Narcissus, circa 1598 by Caravaggio (first)
Thirty are Better than One, 1963 by Andy Warhol (second)
With Narcissus, circa 1598, the Italian baroque painter Michelangelo Merisi da Caravaggio portrays a classical scene from mythical antiquity: the self-fixation of the painting's namesake – who left the love of the nymph Echo unrequited. American postmodernist Andy Warhol’s Thirty are Better than One, created in 1963, corrals a set of silk-screened Mona Lisa smiles. These works present quintessential examples of their respective styles and aesthetic schools of thought. 1
Taking each work in turn, the use of light and shadow in Caravaggio's composition emphasizes a tone of uncertainty as well as the moral danger that besets its subject.

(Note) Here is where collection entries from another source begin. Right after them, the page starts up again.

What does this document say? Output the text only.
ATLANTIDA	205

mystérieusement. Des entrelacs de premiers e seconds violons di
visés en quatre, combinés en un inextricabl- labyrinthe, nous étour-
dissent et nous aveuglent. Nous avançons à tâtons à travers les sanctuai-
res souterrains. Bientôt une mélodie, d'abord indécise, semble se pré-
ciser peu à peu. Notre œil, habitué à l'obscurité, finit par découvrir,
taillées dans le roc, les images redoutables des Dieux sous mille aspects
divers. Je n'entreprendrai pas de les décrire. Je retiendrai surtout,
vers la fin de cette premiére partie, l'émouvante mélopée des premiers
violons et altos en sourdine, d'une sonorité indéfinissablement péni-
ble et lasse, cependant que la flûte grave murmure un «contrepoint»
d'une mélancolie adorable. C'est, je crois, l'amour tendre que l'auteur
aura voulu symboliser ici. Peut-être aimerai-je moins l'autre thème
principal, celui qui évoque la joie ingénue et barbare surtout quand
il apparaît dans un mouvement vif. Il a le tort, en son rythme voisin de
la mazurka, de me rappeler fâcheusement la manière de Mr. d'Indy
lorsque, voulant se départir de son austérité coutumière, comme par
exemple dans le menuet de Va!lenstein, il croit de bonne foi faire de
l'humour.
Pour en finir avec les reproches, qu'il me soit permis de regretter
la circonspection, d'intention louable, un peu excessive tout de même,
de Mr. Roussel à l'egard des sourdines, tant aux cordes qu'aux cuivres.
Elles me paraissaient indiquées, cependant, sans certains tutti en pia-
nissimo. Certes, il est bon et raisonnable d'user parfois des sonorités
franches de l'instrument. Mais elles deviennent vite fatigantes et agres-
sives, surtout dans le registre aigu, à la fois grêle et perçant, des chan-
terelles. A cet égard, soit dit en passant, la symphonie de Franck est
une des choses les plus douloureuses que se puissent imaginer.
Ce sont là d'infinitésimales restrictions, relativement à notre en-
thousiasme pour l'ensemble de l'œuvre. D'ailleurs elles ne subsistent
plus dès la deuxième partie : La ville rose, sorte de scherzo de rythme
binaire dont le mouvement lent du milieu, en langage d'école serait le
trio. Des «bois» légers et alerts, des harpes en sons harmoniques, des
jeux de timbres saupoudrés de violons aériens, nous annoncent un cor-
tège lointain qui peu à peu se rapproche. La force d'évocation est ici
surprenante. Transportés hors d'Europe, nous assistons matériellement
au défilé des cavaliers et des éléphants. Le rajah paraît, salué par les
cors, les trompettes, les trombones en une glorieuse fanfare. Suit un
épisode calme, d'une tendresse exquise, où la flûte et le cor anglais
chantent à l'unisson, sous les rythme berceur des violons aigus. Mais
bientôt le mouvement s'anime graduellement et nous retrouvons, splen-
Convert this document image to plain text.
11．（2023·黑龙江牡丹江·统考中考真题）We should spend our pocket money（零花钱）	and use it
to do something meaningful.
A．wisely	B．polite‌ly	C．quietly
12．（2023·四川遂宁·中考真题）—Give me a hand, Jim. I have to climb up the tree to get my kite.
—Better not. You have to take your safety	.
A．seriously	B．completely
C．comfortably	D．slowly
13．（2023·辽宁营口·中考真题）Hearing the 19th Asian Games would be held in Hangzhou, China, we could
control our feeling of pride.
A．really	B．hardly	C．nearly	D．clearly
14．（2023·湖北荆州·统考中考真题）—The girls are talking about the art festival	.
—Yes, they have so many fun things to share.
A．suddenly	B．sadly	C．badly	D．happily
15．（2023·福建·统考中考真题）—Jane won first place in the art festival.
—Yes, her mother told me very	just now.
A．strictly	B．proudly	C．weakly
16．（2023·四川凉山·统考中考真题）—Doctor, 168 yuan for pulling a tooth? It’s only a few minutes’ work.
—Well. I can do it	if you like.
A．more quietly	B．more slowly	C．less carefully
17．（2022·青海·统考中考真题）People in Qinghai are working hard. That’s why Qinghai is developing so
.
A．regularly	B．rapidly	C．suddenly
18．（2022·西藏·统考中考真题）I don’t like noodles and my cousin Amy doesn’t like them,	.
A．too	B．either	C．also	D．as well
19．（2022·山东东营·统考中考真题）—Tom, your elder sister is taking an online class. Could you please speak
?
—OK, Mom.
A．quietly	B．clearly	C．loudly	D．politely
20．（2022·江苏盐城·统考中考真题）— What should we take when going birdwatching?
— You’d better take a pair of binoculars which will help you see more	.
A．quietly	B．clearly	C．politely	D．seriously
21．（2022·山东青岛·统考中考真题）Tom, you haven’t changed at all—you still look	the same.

Warhol's arrangement of faces, though lacking depth, effects a mood of its own through contrast and repetitive structure. Personally, the baroque piece elicits an aesthetic experience which surpasses that of Warhol’s work given its sophisticated display of these aforementioned qualities; the conceptual dimension of these works is of equal importance in this judgement.
Communicated through the glaze of the self-possessed Narcissus is a tragic indictment of its viewer’s own ego – it accuses, yet forgives. Didactic and prescriptive yet dynamic and descriptive, Caravaggio's creation shows us who we are, and asks that we not fall prey to it.
Thirty are Better than One does not entreat contemplation, it flees from it. As one's eyes shift from one face to the next, an anxious anticipation abounds: “What is to come?” Alas, in visuals and vitality, mechanical monotony dominates. Scholars such as Benedetto Croce have claimed that expression and its experience, not re-presentation, are the “vehicle[s]” of aesthetic value.2 By modern and pre-modern standards, Warhol’s work underperforms in being uninterested in creatively re-presenting objective context or cultivating subjective experience – there is no marriage of object and subject for the viewer. Rather, its regurgitation dashes one’s hopes.
Both artists defy expectations; but there is much difference between an impromptu gift and a slap in the face – or thirty, in this case.
Bibliography
DeWitte, Debra J., et al. Gateways to Art: Understanding the Visual Arts. 4th ed., Thames and Hudson, 2023.
Scruton, Roger. Beauty: A Very Short Introduction. Oxford UP, 2009, 101.